アブストラクト
1) 長期管理の主役は吸入ステロイド (ICS).
2) 初期治療はICS/LABA. コントロール不良の場合は、 トリプル製剤 (ICS/LABA/LAMA).
3) コントロール良好状態が3~6か月持続したら、 治療のステップダウンを検討. ただし、 ステップダウンの時期は、 ウイルス感染後、 アレルギー性鼻炎の悪化時、 旅行前などを避ける.
4) ICS/LABA/LAMA±LTRAでもコントロール困難な喘息では、 生物学的製剤使用が考慮され、 専門医に紹介する.
1. はじめに
気管支喘息の長期管理で用いる薬剤
気管支喘息の治療の長期管理の主役は、 気道炎症を抑制する吸入ステロイド (ICS: Inhaled corticosteroid) である. 喘息の長期管理薬の基本的な戦略を図1に示す.
治療強度を上げる場合は、 長時間作用性β₂刺激薬 (long-acting β₂ agonist; LABA) を上乗せする、 さらに治療強度を上げる場合は、 長時間作用性吸入抗コリン薬 (long-acting muscarinic antagonist: LAMA) を追加する. 適宜、 ロイコトリエン受容体拮抗薬 (leukotriene receptor antagonist: LTRA) も併用する.
薬物治療だけでなく、 生活指導も大切であり、 アトピー素因を有する患者では、 アレルゲン (ダニ、 真菌類など) の回避指導が重要である. 喫煙や受動喫煙、 過労も含めた増悪因子の除去に努める.
テオフィリン製剤は、 弱い効果と安全性の懸念から、 長期管理として使用する機会は減っている. 世界的な喘息ガイドラインのGINA (Global Strategy for Asthma Management and Prevention) でも、 テオフィリン製剤を長期管理薬として使用しないことを推奨している¹⁾.
近年のトレンドとして、 治療ステップ3以上の喘息に対して、 トリプル製剤 (ICS/LABA/LAMA) が、 喘息治療薬として新たに加わり、 日常臨床で処方される頻度が増えている.
本稿では最近の喘息長期管理に関し解説する.
2. 治療ステップ
本邦の喘息・予防管理ガイドライン2021では、 気管支喘息の治療強度を示す治療ステップは1-4に分かれる. 基本的に毎週喘息症状があれば治療ステップを1段階上げ、 毎日喘息症状がある場合は治療ステップを2段階上げる²⁾.
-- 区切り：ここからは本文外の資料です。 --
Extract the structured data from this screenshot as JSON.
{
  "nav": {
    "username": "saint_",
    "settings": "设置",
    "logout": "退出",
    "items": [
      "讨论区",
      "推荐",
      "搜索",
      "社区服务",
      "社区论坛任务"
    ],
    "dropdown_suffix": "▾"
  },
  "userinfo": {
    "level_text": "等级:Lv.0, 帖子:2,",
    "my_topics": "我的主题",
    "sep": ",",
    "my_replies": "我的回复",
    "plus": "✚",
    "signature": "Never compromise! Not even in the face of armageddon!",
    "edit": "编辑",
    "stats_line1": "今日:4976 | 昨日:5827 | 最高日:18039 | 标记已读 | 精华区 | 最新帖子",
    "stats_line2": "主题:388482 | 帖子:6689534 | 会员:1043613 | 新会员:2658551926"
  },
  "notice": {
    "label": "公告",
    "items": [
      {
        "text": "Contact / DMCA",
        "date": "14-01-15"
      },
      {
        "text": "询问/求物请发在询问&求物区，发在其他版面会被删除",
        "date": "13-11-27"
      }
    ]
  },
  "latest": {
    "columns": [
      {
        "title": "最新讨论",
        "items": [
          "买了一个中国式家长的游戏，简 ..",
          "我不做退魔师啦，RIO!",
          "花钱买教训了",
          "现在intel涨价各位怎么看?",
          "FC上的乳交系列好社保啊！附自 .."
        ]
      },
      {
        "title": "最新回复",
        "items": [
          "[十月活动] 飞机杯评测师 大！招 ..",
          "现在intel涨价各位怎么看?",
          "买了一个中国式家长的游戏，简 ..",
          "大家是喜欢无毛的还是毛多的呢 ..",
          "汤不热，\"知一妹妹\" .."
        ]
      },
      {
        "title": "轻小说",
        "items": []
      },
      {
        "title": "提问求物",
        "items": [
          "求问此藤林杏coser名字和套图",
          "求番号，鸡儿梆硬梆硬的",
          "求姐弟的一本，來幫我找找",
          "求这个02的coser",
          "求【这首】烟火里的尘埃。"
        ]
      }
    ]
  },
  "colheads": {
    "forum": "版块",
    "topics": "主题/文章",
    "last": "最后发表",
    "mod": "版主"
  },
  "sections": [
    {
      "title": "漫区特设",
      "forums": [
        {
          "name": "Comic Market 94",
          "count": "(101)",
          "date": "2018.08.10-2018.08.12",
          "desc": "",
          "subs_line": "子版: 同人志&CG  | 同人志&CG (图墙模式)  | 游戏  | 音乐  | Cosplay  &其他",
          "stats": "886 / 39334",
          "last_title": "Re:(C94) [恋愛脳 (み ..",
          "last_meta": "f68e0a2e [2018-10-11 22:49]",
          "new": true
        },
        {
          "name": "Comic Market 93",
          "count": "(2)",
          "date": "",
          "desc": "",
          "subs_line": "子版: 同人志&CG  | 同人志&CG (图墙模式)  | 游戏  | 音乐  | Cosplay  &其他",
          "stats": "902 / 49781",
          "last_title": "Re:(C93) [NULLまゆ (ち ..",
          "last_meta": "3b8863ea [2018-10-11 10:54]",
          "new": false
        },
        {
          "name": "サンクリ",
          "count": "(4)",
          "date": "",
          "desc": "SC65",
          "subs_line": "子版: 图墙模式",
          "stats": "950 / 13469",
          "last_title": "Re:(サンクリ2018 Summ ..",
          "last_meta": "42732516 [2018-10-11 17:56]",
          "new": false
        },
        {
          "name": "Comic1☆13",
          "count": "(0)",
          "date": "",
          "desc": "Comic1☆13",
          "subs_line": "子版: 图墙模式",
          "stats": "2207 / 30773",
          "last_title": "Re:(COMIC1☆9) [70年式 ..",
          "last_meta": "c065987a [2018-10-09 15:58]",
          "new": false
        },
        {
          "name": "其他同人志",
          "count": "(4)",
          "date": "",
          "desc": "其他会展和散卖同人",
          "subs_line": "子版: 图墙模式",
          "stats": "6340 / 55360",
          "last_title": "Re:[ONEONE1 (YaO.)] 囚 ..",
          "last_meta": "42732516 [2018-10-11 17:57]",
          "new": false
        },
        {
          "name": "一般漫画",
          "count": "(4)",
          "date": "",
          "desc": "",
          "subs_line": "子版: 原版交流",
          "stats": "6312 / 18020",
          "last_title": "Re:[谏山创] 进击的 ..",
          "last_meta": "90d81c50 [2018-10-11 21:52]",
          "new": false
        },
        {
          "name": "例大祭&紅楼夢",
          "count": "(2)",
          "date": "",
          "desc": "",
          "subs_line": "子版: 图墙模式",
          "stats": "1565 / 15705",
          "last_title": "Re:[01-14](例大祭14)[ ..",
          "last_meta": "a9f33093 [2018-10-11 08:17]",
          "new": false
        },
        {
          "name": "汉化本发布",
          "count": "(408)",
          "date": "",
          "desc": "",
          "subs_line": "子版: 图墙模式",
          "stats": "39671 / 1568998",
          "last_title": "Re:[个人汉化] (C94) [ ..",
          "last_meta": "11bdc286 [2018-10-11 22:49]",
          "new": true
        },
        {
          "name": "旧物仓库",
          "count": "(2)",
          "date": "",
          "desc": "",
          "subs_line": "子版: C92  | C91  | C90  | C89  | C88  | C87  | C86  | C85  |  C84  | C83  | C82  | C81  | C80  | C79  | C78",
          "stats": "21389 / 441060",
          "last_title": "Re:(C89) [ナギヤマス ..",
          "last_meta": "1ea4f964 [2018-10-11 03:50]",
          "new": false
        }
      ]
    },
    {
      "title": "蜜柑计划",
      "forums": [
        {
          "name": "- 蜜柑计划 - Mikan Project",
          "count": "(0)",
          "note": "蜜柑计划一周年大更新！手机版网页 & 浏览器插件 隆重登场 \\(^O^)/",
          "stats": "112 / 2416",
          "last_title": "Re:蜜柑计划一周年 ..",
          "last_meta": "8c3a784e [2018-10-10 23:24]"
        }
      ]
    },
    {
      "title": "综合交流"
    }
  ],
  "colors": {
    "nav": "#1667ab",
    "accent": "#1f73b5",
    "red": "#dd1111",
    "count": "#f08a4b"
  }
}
ダニアレルギーが関与する喘息で、 特にアレルギー性鼻炎合併例で、 安定期%FEV1.0≧70の場合には、 アレルゲン免疫療法 (=病因アレルゲンを投与して、 アレルゲン曝露による症状を緩和する治療) を考慮する.
治療ステップ1
長期管理薬
- ICS (低用量)
- 上記が使用できない場合
- LTRAまたはテオフィリン徐放製剤
※症状が稀なら必要なし
追加治療
- アレルゲン免疫療法 (LTRA以外の抗アレルギー薬)
増悪治療
治療ステップ2
長期管理薬
- ICS (低~中用量)
- 上記で不十分な場合に以下のいずれか1剤を併用
- LABA、LAMA、LTRA、テオフィリン徐放製剤
※LABAは配合剤使用可
追加治療
増悪治療
治療ステップ3
長期管理薬
- ICS (中~高用量)
- 上記に以下のいずれか1剤、あるいは複数を併用
- LABA 、LAMA、LTRA、テオフィリン徐放製剤、抗IL-4Rα抗体
※LABA、LAMAは配合剤使用可
追加治療
増悪治療
治療ステップ4
長期管理薬
- ICS (高用量)
- 上記に以下の複数を併用
- LABA 、LAMA、LTRA、テオフィリン徐放製剤、抗IgE抗体、抗IL-5抗体、抗IL-5Rα抗体、抗IL-4Rα抗体、経口ステロイド薬、気管支熱形成術
※LABA、LAMAは配合剤使用可
追加治療
増悪治療
3. 治療の実際
1 治療導入期 ~中用量ICS/LABAによる導入~
- 症状が頻回でない軽症例では、 ICS単剤で治療しても良いが、 ICS単剤で治療開始した場合に速やかに症状が改善されないことで、 患者が通院治療を中断するリスクはある.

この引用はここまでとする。